During National Novel Writing Month, many an aspiring novelist will start with a great character. He will know his hero backwards and forward, as if he is his very best friend.
He'll describe how the hero looks, down to the cleft in his chin. He'll know about his childhood, his teen angst, his tribulations and his desires.
But now that it's time to give his hero something to do, the writer stalls out.
Why does this happen?
Because in this case, the backstory is the story.
So why not move it front and center?
If you can answer yes to these four questions, then the Muse is trying to tell you (HELLOOOOO!) that the better book to write starts where your hero first intrigued you:
1. When describing your book to others, do you find yourself spending more time describing your hero's past, but get stuck on telling what will happen to him in the book?
2. Is half of what you wrote in your synopsis his backstory?
3. Did it take all of Chapter One to describe your character before you realized you had nowhere to go with Chapter Two?
4. Do you find yourself rewriting the details of your hero's past, because it's more interesting than considering his future?
Take a broad hint: There is gold in the hills of his backstory.
Harry Potter is a perfect example of this. Can you imagine if J.K. Rowling had started her epic story with, say, Book 6 — The Half-Blood Prince — when Harry was already at Hogwarts and just realizing his true role in a world turning darker, more sinister? Surely this book in the series and the seventh, could have been tweaked to stand-alone…
But consider how much was gained by knowing so much more of Harry's backstory.
That's because it was never just his backstory. It was the story.
Bottom line: start at the real beginning: when you first realized that your hero intrigued you.
Maybe it was when he did that old-soul thing at age three.
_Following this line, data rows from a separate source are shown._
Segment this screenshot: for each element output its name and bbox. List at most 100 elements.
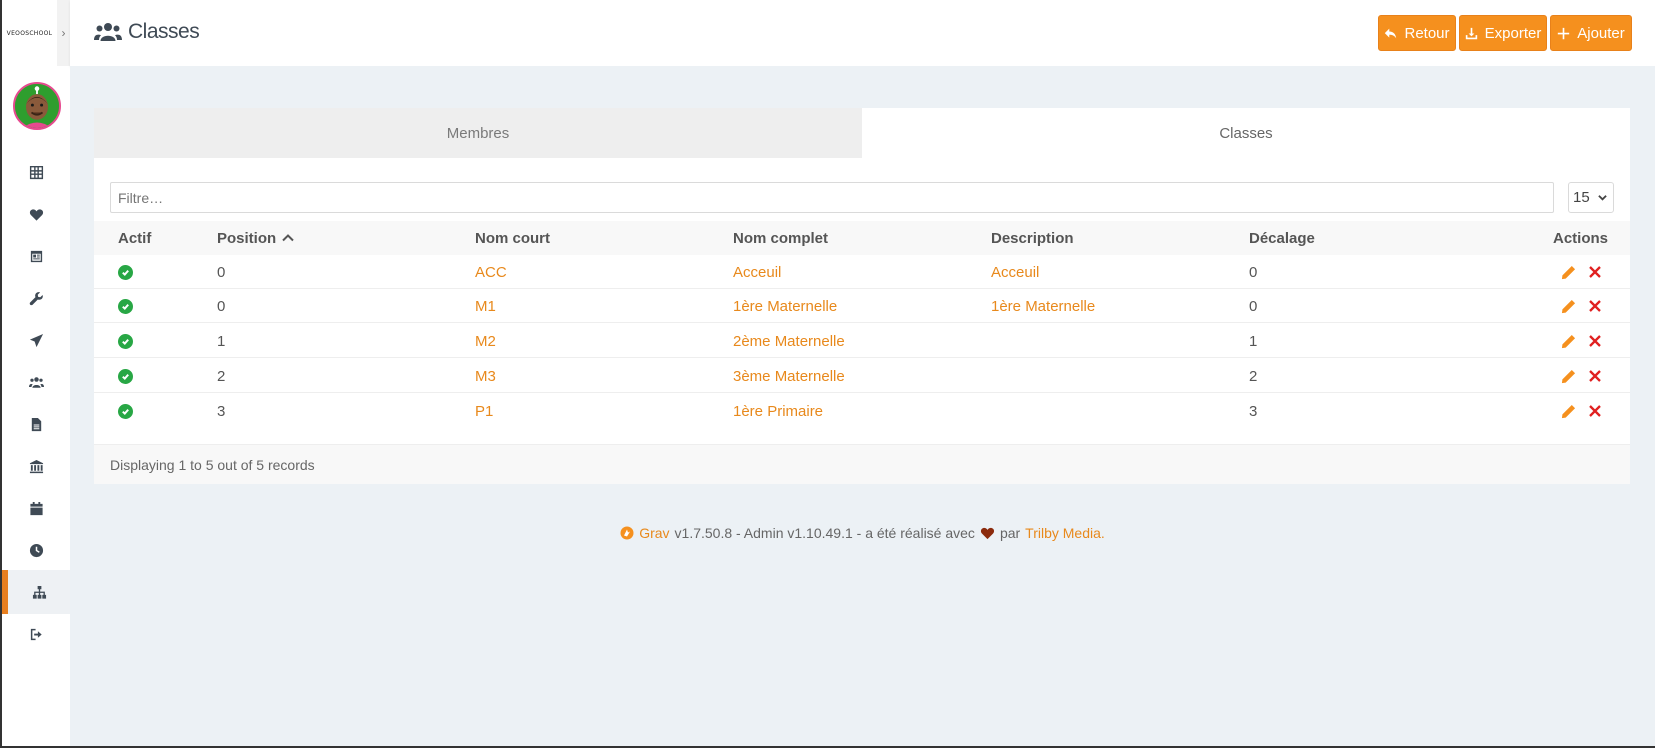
edit-pencil-icon[interactable] [1561, 299, 1576, 314]
paper-plane-icon [29, 333, 43, 347]
grav-link[interactable]: Grav [639, 525, 669, 541]
column-header-nom-complet[interactable]: Nom complet [733, 221, 828, 255]
table-header: Actif Position Nom court Nom complet Des… [94, 221, 1630, 255]
column-header-actif[interactable]: Actif [118, 221, 151, 255]
cell-nom-complet-link[interactable]: 1ère Maternelle [733, 289, 837, 323]
sidebar-item-messages[interactable] [2, 318, 70, 362]
sort-ascending-icon [282, 234, 294, 242]
column-header-decalage-label: Décalage [1249, 229, 1315, 247]
cell-position: 0 [217, 297, 226, 315]
edit-pencil-icon[interactable] [1561, 334, 1576, 349]
filter-input[interactable] [110, 182, 1554, 213]
add-button[interactable]: Ajouter [1550, 15, 1632, 51]
table-row: 2 M3 3ème Maternelle 2 [94, 359, 1630, 393]
tab-bar: Membres Classes [94, 108, 1630, 158]
heart-icon [980, 527, 994, 540]
cell-nom-court-link[interactable]: P1 [475, 394, 493, 428]
per-page-select[interactable]: 15 [1568, 182, 1614, 213]
sidebar-item-news[interactable] [2, 234, 70, 278]
close-icon [1589, 300, 1601, 312]
back-button[interactable]: Retour [1378, 15, 1456, 51]
active-check-icon[interactable] [118, 299, 133, 314]
plus-icon [1558, 27, 1570, 39]
tab-classes[interactable]: Classes [862, 108, 1630, 158]
sitemap-icon [32, 585, 46, 599]
column-header-description[interactable]: Description [991, 221, 1074, 255]
delete-x-icon[interactable] [1588, 265, 1603, 280]
cell-position: 2 [217, 367, 226, 385]
sidebar-item-classes[interactable] [2, 570, 70, 614]
cell-nom-complet-link[interactable]: Acceuil [733, 255, 781, 289]
brand-logo-text: VEOOSCHOOL [6, 29, 53, 37]
cell-nom-complet-link[interactable]: 1ère Primaire [733, 394, 823, 428]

Or when he had his first kiss. Or when he accidently drove his parent's car into the lake.
Not all stories were meant to start where we want them to begin. Sometimes they start earlier, or later.
If you start your story at a point that is most interesting in your character's life, your readers will be sucked along on his journey, too.
So take them along for the ride.
It ain't the prequel. It's the beginning of a wonderful friendship between your hero and your reader.
I've got a question for you: Which character's backstory would you have liked to have read about, as a book?
For me, it is the character of Ethan Gage, in the wonderful historical suspense series by William Dietrich. We know that Ethan once studied under Benjamin Franklin. it would be a hoot to see his antics stateside, before we're introduced to him in Napoleon's Pyramids.